Ren soltó una risa baja, moviendo la cabeza.
—Al menos ya lo aceptaste al fin.
—No lo acepto, lo estoy anunciando como una advertencia oficial.
—Llevas tres días diciendo lo mismo.
—Y llevo tres días teniendo toda la razón del mundo. ¿Recuerdas el centro comercial? ¿Recuerdas lo que pasó en la cafetería?
Kaede guardó silencio. Porque en el fondo, entendía perfectamente lo que Miyu intentaba decir. Después de todo, ellas habían visto a Lilia en acción. Habían caminado con ella por calles llenas de gente y habían visto cómo todas las miradas se giraban instintivamente hacia su figura. Habían sido testigos de cómo, sin hacer absolutamente nada, ella lograba que todo a su alrededor dejara de importar.
Miyu comenzó a contar con los dedos, marcando cada evento con pesar.
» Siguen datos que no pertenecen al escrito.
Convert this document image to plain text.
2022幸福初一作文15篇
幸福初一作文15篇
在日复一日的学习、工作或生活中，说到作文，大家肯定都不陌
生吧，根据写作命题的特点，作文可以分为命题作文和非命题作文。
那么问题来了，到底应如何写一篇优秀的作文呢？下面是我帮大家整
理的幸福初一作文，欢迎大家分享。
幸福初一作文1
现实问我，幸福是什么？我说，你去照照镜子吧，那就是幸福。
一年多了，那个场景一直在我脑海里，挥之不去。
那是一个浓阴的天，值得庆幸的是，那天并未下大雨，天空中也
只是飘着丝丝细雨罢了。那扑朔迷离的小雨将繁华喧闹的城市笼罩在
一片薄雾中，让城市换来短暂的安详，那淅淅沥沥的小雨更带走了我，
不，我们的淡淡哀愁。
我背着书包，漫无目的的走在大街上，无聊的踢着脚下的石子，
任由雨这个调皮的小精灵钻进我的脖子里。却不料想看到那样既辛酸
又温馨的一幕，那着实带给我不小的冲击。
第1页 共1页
—Primero fue el centro comercial: caos total. Luego el salón de juegos: destrucción de récords y autoestimas. Después la cafetería: todos mirando. Luego los tipos de la máquina de fuerza: humillados sin querer. Y ahora… ahora le toca el turno a la escuela, que es el lugar con más gente junta de todos.
Levantó la vista hacia sus amigos, con cara de tragedia.
—Mis conclusiones son claras: estamos condenados. No hay vuelta atrás.
—Drama queen —le susurró Kaede con cariño, aunque una sonrisa nerviosa se le escapaba.
—¡No es drama si es la pura verdad! —se defendió Miyu.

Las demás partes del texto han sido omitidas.